Insofern dieser Antrag abgelehnt wird, könnten Sie Klage beim Verwaltungsgericht erheben, da gem. Art. 15 AGVwGO in Bayern das Vorverfahren, mithin der Widerspruch nur in begrenzten Fällen nicht entfällt.

Ziel wäre es, damit die Gemeinde anzuregen, den Gehweg auszubessern.
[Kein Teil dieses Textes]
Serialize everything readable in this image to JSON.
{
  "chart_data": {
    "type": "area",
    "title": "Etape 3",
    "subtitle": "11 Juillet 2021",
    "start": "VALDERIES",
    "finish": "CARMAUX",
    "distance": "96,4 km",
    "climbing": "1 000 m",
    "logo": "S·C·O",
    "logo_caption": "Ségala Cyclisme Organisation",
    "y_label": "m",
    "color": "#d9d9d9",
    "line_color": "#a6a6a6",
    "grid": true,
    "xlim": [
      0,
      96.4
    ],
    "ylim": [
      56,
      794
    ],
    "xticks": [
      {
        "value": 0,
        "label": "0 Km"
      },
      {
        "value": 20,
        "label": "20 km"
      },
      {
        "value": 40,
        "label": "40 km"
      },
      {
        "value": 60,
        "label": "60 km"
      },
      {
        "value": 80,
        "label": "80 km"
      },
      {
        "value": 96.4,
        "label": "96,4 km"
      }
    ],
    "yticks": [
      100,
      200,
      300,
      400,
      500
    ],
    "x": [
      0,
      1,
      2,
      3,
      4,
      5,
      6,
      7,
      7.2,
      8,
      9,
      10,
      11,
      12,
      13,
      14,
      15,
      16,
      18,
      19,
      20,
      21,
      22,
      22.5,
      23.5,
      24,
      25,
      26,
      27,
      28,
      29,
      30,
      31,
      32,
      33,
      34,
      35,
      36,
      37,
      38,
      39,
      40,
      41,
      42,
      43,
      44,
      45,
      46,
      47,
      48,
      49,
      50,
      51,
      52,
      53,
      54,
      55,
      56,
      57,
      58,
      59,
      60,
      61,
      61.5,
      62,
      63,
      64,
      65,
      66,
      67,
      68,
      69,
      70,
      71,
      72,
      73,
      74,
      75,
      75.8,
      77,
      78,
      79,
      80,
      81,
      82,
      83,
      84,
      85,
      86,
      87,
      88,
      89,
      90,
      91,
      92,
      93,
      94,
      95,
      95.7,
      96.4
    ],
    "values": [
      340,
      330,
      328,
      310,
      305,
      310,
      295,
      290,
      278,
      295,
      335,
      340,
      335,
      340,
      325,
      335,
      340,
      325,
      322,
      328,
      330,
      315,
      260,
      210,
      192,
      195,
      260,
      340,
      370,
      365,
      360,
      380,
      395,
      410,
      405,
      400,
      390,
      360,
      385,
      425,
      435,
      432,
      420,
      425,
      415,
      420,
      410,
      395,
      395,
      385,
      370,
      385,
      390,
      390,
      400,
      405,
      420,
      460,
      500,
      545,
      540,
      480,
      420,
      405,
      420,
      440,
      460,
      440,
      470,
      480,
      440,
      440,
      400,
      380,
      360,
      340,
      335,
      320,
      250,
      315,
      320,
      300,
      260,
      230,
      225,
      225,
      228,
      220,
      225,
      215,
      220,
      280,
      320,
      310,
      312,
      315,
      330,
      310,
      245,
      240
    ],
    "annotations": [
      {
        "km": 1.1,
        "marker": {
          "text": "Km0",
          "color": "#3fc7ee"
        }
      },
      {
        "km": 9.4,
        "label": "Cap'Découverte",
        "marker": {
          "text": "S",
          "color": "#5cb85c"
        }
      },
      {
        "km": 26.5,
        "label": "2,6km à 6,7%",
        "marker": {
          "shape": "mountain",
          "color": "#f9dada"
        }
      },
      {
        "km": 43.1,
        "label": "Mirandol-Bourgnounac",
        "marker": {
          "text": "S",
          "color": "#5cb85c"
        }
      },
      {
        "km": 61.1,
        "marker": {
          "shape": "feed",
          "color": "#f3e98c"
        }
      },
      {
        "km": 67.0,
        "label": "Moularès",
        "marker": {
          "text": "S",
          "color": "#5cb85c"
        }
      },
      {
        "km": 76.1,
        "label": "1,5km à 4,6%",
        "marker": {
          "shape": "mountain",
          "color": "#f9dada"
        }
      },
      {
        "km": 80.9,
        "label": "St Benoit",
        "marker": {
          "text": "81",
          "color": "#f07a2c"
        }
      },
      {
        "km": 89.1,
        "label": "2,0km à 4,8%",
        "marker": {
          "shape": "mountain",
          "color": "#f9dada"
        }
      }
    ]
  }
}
Denn Ihr Recht müssten Sie erst im verwaltungsgerichtlichen Verfahren mit langer Verfahrenszeit durchsetzen.
-------------------------------------------
Ich hoffe, dass ich Ihnen eine erste Orientierung in der Sache geben konnte.


Sollte sich der Sachverhalt doch etwas anders darstellen, nutzen Sie bitte die Nachfrage.

Sie können mich jederzeit über die Kontaktdaten in meinem Profil erreichen und auch in anderen Angelegenheiten beauftragen.

Es sei noch der Hinweis erlaubt, dass die rechtliche Einschätzung ausschließlich auf den von Ihnen mitgeteilten Tatsachen beruht und dass durch das Hinzufügen oder Weglassen von weiteren tatsächlichen Angaben die rechtliche Beurteilung völlig anders ausfallen kann.<!--dejureok-->


Rechtsanwalt Heiko Tautorus

Rückfrage vom Fragesteller 08.10.2011 | 13:59

Sehr geehrter Herr Tautorus,

woran kann ich erkennen ob der Beschluss im Bauausschuss Außenwirkung entfaltet? Wenn dies so sein sollte, hätte ich dann eine andere Handhabe?

Vielen Dank.

Antwort auf die Rückfrage vom Anwalt 08.10.2011 | 15:04

Sehr geehrter Fragesteller,

zunächst müsste der Bauausschuss ein beschließender Ausschuss sein. Er müsste die Kompetenz des Gemeinderates zum Abschluss von Beschlüssen haben.

Dann sind grundsätzlich Beschlüsse des Gemeinderates (bzw. beschließenden Ausschusses) ohne Außenwirkung, bis auf ein paar Ausnahmen.

Wenn der Beschluss (gleichzeitig) vollzogen (Unterschrift vom Bürgermeister bzw. dessen Vertreter) wird, dann entfaltet dieser Außenwirkung.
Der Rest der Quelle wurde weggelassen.